Austin secara terus – menurus mempengaruhi ilmu hukum di Inggris dengan member tekanan pada segi “perintah dari hukum dan dengan menunjukan bahwa hukum adalah” perintah dari penguasa”. Sejak itu para sarjana, dan sebenarnya tanpa berhasil, memperbedakan apakah perincian Austin berlaku hanya pada system – system hukum perkotaan yang telah maju, dan apakah dia sesungguhnya memang menonjolkan segi perintah itu.para ahli dari Amerika yang “realistis” menganut dictum dari Oliver Wendell Holmes, yaitu bahwa hukum adalah ramalan mengenai apa yang akan diputuskan oleh pengadilan. Ilmuwan di Eropa cenderung untuk memperhatikan segi – segi “kebenaran dan keharusan” dari prinsip “rule of law” dan masuk jauh ke dalam bidang filsafat moral. Dalam percobaan untuk merumuskan hukum, sebagian dari ilmuwan mutakhir seperti Hart (1954) menyimpulkan bahwa ada 3 pokok permasalahan yang utama:
1.      Bagaimana hubungan di antara hukum dan usaha untuk menegakkan tata social?
2.      Bagaimana hubungan di antara kewajiban hukum dan kewajiban moral?
3.      Apakah yang di maksud dengan aturan (rule) dan sampai berapa jauhkah hukum itu merupakan aturan?
Ilmuwan yang lain seperti halnya Stone (1966) melukiskan sejumlah atribut yang biasanya ditemukan berkaitan dengan hukum, yaitu:
1.      Hukum adalah suatu kesuluruhan yang rumit sifatnya,
2.      Yang selamanya mencakup norma social yang mengatur kelakuan manusia. Norma ini
3.      Memiliki sifat social dan
4.      Membentuk suatu keseluruhan yang rumit namun mempunyai aturan. Aturan ini
5.      Bersifat sangat memaksa, dan
6.      Dilembagakan. hukum
7.      Cukup efektif dalam mempertahankan dirinya.

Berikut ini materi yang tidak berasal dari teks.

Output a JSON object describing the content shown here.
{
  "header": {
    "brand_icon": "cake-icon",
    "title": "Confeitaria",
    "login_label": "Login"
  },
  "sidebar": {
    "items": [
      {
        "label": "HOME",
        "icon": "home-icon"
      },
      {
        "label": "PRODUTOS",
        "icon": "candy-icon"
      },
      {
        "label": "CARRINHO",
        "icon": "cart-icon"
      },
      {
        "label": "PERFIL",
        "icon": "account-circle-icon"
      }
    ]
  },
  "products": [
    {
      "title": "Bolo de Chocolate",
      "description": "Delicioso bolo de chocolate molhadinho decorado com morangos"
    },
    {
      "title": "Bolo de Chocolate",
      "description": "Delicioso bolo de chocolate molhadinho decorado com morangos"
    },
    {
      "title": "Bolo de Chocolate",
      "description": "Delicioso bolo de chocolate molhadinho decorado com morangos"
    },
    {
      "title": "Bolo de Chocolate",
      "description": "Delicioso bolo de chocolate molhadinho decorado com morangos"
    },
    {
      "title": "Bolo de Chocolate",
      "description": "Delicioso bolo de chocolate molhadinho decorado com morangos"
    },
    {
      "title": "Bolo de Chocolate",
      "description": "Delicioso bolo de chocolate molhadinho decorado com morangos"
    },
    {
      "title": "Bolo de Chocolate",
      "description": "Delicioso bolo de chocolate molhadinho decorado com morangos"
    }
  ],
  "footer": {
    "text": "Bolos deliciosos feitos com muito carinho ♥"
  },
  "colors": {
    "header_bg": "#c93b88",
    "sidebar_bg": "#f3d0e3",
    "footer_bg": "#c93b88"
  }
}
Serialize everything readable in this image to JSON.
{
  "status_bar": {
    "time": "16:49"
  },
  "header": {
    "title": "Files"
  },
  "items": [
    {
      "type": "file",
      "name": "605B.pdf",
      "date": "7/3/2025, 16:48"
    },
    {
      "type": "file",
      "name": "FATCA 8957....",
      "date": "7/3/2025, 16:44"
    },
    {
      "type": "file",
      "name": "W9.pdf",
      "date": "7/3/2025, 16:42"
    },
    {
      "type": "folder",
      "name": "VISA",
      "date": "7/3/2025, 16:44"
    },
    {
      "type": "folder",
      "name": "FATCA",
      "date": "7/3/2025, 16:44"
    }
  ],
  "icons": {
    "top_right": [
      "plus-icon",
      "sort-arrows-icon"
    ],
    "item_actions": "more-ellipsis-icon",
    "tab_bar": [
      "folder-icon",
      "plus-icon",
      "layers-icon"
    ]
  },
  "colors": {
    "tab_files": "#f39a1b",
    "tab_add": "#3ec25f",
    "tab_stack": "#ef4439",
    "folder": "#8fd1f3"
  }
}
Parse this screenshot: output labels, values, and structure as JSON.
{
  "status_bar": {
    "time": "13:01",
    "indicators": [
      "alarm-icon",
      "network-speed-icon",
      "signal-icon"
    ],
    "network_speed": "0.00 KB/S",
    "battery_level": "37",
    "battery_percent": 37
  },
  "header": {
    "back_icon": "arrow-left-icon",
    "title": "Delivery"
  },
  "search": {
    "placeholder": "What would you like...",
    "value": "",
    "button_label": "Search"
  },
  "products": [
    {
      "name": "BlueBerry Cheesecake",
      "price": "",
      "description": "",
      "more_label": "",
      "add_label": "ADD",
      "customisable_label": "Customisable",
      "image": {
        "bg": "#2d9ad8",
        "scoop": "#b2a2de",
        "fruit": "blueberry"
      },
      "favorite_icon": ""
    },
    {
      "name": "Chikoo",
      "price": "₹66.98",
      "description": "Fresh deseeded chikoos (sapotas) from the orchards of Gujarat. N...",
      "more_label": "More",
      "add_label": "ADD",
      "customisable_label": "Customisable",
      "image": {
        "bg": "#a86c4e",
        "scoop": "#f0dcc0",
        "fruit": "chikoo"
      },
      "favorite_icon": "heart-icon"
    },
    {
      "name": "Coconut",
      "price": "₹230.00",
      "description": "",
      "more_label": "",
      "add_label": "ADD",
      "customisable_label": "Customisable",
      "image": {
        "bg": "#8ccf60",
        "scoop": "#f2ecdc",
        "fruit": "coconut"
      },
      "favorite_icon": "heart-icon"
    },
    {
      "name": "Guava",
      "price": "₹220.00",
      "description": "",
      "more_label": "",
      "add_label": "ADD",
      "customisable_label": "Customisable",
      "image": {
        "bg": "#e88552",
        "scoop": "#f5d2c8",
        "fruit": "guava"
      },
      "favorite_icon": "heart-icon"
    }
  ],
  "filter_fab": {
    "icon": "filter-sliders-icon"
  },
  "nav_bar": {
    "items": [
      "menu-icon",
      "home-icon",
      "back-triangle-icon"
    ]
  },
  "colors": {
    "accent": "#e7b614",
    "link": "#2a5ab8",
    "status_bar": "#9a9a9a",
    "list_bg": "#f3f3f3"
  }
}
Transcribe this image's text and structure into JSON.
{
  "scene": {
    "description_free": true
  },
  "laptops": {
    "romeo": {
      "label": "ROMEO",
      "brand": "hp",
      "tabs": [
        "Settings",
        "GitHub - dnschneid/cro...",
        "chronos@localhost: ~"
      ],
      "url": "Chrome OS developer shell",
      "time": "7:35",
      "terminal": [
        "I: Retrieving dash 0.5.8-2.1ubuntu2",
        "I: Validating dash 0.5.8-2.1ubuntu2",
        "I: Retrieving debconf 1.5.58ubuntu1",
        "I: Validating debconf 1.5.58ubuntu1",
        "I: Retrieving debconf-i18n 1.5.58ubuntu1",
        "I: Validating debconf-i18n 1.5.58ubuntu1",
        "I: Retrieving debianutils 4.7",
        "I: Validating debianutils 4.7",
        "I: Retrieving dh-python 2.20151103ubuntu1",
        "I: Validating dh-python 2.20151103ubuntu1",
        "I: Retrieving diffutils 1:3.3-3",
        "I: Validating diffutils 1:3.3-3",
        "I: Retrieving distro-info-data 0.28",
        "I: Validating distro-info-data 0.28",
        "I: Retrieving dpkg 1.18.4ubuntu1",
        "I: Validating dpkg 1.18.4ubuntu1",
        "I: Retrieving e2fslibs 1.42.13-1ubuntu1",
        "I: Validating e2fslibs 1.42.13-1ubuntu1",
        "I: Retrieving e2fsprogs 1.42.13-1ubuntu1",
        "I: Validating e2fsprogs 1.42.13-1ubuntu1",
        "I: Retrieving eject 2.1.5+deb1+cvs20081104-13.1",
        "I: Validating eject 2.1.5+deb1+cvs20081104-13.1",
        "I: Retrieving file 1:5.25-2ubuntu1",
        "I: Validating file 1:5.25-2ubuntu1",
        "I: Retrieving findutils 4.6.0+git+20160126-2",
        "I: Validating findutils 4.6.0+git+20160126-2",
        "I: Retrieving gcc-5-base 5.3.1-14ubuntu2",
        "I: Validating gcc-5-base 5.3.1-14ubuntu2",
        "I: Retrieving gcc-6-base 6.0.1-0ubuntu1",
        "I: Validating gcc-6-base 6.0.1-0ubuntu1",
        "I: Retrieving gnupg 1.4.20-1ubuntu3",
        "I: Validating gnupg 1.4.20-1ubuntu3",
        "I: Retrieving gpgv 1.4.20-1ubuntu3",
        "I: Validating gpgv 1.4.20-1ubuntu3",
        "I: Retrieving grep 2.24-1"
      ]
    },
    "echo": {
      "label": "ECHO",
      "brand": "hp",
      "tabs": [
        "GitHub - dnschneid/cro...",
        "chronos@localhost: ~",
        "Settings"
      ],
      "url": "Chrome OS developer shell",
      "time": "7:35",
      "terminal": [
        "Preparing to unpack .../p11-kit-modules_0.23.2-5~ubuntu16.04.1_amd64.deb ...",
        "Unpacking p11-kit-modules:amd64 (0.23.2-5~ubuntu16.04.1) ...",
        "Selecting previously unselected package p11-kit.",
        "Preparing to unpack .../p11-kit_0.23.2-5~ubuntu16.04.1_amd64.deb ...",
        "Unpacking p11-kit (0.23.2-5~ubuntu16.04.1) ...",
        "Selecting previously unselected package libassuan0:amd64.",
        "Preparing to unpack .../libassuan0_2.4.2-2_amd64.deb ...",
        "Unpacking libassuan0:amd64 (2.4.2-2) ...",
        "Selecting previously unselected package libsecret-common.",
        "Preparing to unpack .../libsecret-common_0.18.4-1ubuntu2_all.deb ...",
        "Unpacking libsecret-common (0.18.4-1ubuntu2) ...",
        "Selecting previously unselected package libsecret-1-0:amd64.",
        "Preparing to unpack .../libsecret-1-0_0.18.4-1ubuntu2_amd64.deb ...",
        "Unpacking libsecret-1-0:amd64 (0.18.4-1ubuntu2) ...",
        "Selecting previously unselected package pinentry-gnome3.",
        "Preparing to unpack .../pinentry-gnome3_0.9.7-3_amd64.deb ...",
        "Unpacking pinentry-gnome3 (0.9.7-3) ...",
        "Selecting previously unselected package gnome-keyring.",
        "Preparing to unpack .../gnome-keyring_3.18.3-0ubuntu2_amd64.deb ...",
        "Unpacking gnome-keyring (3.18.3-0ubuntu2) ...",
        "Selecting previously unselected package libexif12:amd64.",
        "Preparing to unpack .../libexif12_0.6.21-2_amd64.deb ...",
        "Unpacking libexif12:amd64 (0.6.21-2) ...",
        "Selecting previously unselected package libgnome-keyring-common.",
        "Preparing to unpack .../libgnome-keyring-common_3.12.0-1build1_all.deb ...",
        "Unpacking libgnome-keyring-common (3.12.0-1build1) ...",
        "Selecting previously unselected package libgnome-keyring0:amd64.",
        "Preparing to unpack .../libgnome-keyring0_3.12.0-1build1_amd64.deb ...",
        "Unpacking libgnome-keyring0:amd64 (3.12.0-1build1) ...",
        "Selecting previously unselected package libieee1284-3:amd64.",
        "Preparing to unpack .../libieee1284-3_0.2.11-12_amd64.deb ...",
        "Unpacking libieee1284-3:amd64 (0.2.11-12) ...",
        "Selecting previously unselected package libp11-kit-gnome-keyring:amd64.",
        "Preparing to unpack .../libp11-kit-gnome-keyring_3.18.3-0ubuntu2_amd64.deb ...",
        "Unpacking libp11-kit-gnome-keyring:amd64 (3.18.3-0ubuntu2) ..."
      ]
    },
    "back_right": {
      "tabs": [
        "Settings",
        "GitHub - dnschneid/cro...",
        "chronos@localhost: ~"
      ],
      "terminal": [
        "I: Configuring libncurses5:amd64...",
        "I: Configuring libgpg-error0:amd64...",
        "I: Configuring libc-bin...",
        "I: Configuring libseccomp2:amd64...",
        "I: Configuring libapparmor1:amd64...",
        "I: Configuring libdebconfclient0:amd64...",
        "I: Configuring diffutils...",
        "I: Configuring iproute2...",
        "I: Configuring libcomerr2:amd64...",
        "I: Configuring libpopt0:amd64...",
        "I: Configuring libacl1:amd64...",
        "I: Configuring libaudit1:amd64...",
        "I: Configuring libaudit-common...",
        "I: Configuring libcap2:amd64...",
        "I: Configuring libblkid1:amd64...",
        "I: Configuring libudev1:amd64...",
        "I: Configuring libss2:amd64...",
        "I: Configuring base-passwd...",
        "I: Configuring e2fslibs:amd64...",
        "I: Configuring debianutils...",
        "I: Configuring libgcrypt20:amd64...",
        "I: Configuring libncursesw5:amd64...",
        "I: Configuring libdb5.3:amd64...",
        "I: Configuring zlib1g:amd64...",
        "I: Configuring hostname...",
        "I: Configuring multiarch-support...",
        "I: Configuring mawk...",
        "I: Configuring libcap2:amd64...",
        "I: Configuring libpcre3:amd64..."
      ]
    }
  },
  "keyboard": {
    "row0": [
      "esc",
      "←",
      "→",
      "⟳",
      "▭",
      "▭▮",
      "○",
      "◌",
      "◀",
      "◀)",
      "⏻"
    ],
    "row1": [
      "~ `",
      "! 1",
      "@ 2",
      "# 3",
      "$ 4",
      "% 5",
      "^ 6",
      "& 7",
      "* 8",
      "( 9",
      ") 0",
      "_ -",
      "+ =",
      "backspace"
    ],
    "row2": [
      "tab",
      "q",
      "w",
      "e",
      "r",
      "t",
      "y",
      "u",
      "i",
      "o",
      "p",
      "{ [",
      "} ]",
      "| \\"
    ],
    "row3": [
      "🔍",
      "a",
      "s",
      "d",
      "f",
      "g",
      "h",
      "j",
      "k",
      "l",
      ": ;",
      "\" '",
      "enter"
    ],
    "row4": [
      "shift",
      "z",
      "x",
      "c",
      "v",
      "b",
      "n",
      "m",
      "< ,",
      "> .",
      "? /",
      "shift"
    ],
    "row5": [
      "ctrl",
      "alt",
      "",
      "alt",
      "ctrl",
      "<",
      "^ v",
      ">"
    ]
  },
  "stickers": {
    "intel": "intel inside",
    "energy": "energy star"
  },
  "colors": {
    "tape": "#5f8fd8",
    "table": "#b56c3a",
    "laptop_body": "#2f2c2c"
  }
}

Para ahli antropologi yang mempelajari hukum di masyarakat yang bersahaja telah juga melakukan usaha yang sama. Demikianlah pospisil (1958) mempelajari berbagai atribut hukum, yaitu 1) otoritas 2) maksud bahwa sesuatu aturan dapat berlaku secara universal 3)  obligation, yaitu seorang mempunyai hak dan yang lain kewajiban dan 4) sanksi.

Lembaga atau Pranata Hukum
Untuk dapat membedakan hukum  dari aturan – aturan jenis lain, perlu dipahami apa yang di maksud dengan pranata atau lembaga (institution). definisi Malinowski mengenai lembaga adalah sebagai sekelompok orang – orang yang bersatu (dank arena itu teroganisir) untuk tujuan tertentu yang memiliki sarana kebendaan dan teknis untuk mencapai tujuan tersebut atau paling tidak melakukan usaha yang masuk akal yang diarahkan untuk mencapai tujuan tadi yang mendukung system nilai tertentu. Etika dan kepercayaan – kepercayaan yang memberikan pembenaran kepada tujuan dalam rangka mencapai tujuan tadi berulang kali melakukan jenis – jenis perbuatan yang sedikit banyak dapat diramalkan.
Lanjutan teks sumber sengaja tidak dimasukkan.